I also started with Wheelock. After going through the main text (30+ years ago) I read through the texts in the Reader. Oh, and I studied privately with a great teacher (Dr. Richard Hebein at Bowling Green State University in Ohio USA).
A good methodology is what works for you. Many people here use Lingua Latina and/or D'Ooge to good effect, others use other texts.
"Good efect", however, is also a matter of your intentions. The variety of intentions re: learning Latin is well-displayed here on Textkit. Some want the mental exercise, some want to speak it, some want to read Augustan-age classics, some want to read the Bible and Patristic literature. A few of us even like reading the poetry. Some are more interested in the language per se.
The best advice I ever got was to 1) master the grammar essentials then 2) read, a lot.
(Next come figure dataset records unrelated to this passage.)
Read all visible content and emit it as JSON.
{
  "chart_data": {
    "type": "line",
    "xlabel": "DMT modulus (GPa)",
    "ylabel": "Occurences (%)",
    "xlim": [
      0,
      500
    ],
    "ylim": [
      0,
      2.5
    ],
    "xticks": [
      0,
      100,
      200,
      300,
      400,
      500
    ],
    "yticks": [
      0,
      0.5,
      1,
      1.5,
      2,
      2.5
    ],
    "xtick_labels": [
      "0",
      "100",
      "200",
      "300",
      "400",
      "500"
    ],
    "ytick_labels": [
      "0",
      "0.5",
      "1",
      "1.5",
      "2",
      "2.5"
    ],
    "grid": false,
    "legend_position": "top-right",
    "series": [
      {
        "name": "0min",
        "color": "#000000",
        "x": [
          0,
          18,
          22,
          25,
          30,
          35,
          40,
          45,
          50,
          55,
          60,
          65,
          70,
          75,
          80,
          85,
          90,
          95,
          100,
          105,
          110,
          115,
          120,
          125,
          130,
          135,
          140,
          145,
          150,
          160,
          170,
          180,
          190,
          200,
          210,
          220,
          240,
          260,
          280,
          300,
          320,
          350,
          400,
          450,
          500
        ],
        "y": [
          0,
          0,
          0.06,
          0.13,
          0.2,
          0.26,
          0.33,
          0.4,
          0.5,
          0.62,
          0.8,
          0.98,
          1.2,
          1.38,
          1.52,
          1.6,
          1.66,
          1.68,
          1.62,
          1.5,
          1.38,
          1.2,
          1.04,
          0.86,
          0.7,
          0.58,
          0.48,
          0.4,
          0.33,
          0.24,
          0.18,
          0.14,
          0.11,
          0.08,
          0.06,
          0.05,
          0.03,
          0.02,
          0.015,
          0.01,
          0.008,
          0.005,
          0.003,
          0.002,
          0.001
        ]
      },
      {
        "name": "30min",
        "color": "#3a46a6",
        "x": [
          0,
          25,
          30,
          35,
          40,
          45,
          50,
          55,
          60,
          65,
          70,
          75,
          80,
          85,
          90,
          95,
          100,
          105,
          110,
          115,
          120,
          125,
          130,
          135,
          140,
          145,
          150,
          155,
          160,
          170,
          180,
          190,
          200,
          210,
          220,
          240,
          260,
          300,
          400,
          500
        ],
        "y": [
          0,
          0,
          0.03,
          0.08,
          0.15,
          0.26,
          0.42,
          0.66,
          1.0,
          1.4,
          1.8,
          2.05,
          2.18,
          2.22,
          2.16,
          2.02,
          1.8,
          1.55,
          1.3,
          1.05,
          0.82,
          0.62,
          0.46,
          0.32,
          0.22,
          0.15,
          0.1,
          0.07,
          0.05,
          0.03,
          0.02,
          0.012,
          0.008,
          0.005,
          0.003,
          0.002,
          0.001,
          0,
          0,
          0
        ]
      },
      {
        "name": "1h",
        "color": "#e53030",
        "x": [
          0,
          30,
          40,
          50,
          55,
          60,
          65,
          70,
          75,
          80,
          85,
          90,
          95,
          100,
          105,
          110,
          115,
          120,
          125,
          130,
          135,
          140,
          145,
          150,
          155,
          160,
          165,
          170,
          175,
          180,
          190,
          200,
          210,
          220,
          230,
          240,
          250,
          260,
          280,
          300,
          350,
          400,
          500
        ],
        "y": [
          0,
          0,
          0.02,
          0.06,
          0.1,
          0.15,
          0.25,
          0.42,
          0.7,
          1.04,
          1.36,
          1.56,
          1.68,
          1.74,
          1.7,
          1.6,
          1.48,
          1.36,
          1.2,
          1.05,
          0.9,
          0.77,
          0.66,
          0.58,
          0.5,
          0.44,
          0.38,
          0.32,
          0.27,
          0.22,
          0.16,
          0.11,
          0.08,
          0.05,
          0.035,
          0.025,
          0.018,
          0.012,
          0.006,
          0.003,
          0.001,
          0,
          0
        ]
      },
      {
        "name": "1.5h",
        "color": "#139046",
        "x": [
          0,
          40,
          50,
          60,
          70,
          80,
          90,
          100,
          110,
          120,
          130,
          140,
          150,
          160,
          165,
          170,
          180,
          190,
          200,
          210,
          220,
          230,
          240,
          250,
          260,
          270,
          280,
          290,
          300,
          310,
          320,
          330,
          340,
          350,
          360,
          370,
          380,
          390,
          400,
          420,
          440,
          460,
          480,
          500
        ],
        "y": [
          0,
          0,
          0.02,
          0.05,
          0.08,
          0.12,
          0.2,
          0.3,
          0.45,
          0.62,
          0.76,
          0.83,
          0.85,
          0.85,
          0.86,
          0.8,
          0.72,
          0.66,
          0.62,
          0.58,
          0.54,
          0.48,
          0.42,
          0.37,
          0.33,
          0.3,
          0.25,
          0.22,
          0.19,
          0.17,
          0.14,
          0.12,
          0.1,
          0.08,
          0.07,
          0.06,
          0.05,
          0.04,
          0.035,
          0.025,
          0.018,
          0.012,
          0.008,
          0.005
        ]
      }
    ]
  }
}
I'd now add 3) study Latin composition (if your intentions are serious enough).
When I began studying t'ai chi one of my teachers used to say "Ten years, good beginning". The truth is that *any* art requires a long apprenticeship, with typically from five to ten years of hard study. Since our schools don't seem to encourage this kind of involvement you'll have to find the strength for it within yourself.
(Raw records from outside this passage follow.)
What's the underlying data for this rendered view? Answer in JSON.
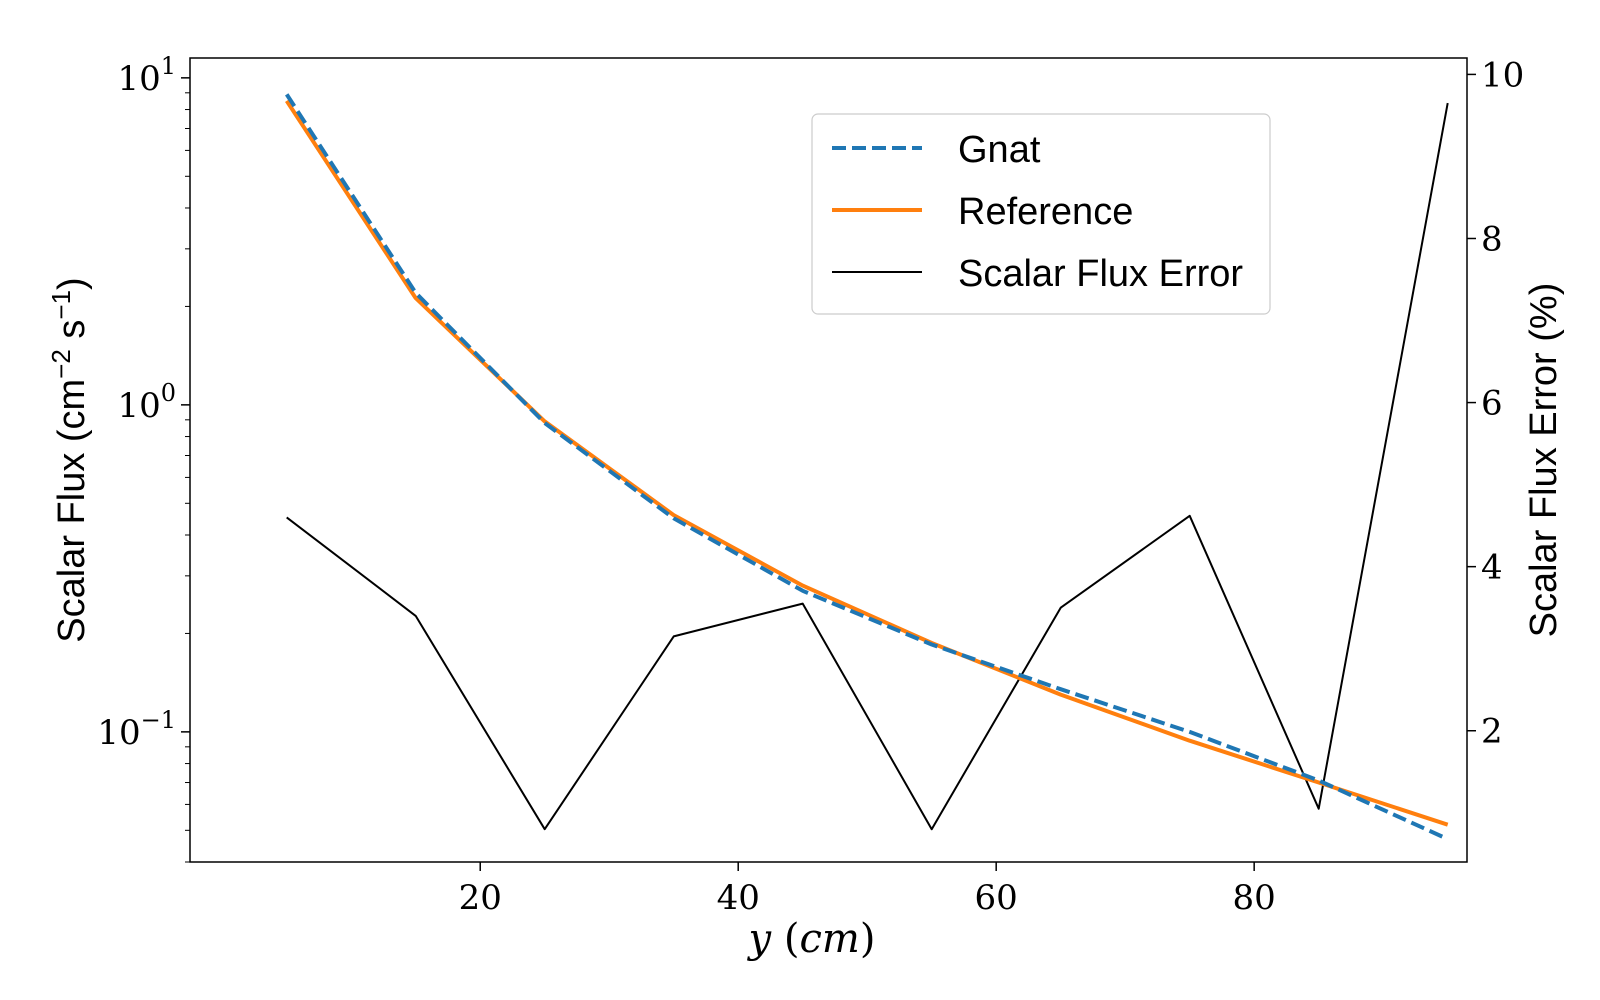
{
  "chart_data": {
    "type": "line",
    "xlabel": "y (cm)",
    "ylabel_left": "Scalar Flux (cm⁻² s⁻¹)",
    "ylabel_right": "Scalar Flux Error (%)",
    "x": [
      5,
      15,
      25,
      35,
      45,
      55,
      65,
      75,
      85,
      95
    ],
    "x_ticks": [
      "20",
      "40",
      "60",
      "80"
    ],
    "x_tick_values": [
      20,
      40,
      60,
      80
    ],
    "xlim": [
      -2.5,
      96.5
    ],
    "y_left_scale": "log",
    "y_left_lim": [
      0.04,
      11.5
    ],
    "y_left_ticks": [
      {
        "value": 10,
        "base": "10",
        "exp": "1"
      },
      {
        "value": 1,
        "base": "10",
        "exp": "0"
      },
      {
        "value": 0.1,
        "base": "10",
        "exp": "−1"
      }
    ],
    "y_right_lim": [
      0.4,
      10.2
    ],
    "y_right_ticks": [
      "2",
      "4",
      "6",
      "8",
      "10"
    ],
    "y_right_tick_values": [
      2,
      4,
      6,
      8,
      10
    ],
    "series": [
      {
        "name": "Gnat",
        "axis": "left",
        "style": "dashed",
        "color": "#1f77b4",
        "values": [
          8.9,
          2.2,
          0.88,
          0.45,
          0.27,
          0.185,
          0.135,
          0.1,
          0.071,
          0.047
        ]
      },
      {
        "name": "Reference",
        "axis": "left",
        "style": "solid",
        "color": "#ff7f0e",
        "values": [
          8.5,
          2.12,
          0.89,
          0.46,
          0.28,
          0.187,
          0.13,
          0.094,
          0.07,
          0.052
        ]
      },
      {
        "name": "Scalar Flux Error",
        "axis": "right",
        "style": "solid",
        "color": "#000000",
        "values": [
          4.6,
          3.4,
          0.8,
          3.15,
          3.55,
          0.8,
          3.5,
          4.62,
          1.05,
          9.65
        ]
      }
    ],
    "legend_position": "top-right",
    "grid": false
  }
}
We all want to improve our skills, and we must understand that regardless of method employed, it takes some serious amounts of time to master the language to the point of reading and comprehending at sight. Another anecdote from my t'ai chi studies: A student asked a teacher how long he'd have to work before he mastered the art. "Five years", replied the teacher. The student then asked, "What if I work twice as hard ?", to which the teacher responded "Ten years". The point is that mastery is far more than merely recognizing constructions. Vocabulary acquisition takes time, and then you need to read broadly enough to know the differences in usage. The assimilation of grammar, vocabulary, and usage simply takes time, and how much time it takes is very much a personal matter, even given optimal teaching methods.
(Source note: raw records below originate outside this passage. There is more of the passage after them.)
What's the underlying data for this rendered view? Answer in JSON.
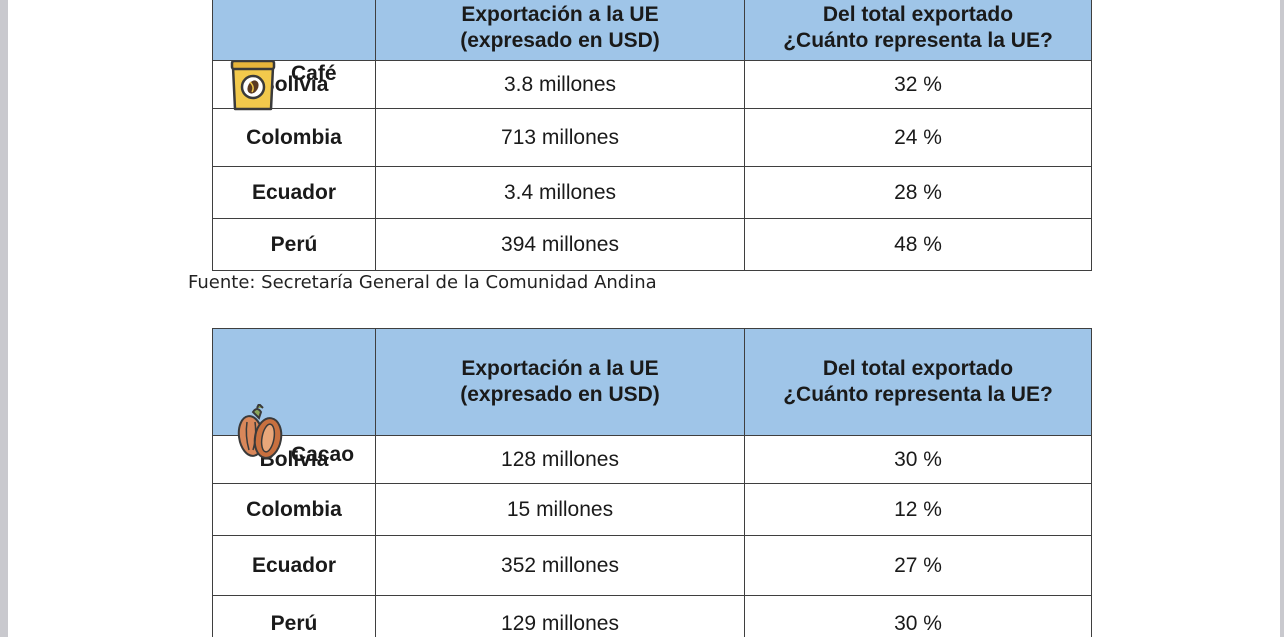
{
  "tables": {
    "cafe": {
      "product": "Café",
      "icon": "coffee-bag-icon",
      "headers": {
        "export": [
          "Exportación a la UE",
          "(expresado en USD)"
        ],
        "share": [
          "Del total exportado",
          "¿Cuánto representa la UE?"
        ]
      },
      "rows": [
        {
          "country": "Bolivia",
          "export": "3.8 millones",
          "share": "32 %"
        },
        {
          "country": "Colombia",
          "export": "713 millones",
          "share": "24 %"
        },
        {
          "country": "Ecuador",
          "export": "3.4 millones",
          "share": "28 %"
        },
        {
          "country": "Perú",
          "export": "394 millones",
          "share": "48 %"
        }
      ]
    },
    "cacao": {
      "product": "Cacao",
      "icon": "cacao-pod-icon",
      "headers": {
        "export": [
          "Exportación a la UE",
          "(expresado en USD)"
        ],
        "share": [
          "Del total exportado",
          "¿Cuánto representa la UE?"
        ]
      },
      "rows": [
        {
          "country": "Bolivia",
          "export": "128 millones",
          "share": "30 %"
        },
        {
          "country": "Colombia",
          "export": "15 millones",
          "share": "12 %"
        },
        {
          "country": "Ecuador",
          "export": "352 millones",
          "share": "27 %"
        },
        {
          "country": "Perú",
          "export": "129 millones",
          "share": "30 %"
        }
      ]
    }
  },
  "source": "Fuente: Secretaría General de la Comunidad Andina",
  "colors": {
    "header_bg": "#9fc5e8",
    "border": "#3f3f3f",
    "coffee_bag": "#f2c94c",
    "cacao_pod": "#d9875a"
  }
}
But none of these hardships or difficulties should put you off from the task. "What is difficult is by definition not impossible". Know that the endeavor takes time and energy. Unless you're a Schliemann or Champollion or Lucus Eques you may need to make Herculean efforts in your passage to mastery. When you're flying through Liutprand or Petronius, you'll know why you made such efforts.
Btw: Yes, I can also write in Latin. But as Arnold Schoenberg wrote, "I'm not so interested in the fact that a man speaks Chinese. I'm interested in what he's saying." Composition is not a priority for me, but I will whole-heartedly agree with its recommendation towards quicker language mastery.
Similis sum folio de quo ludunt venti.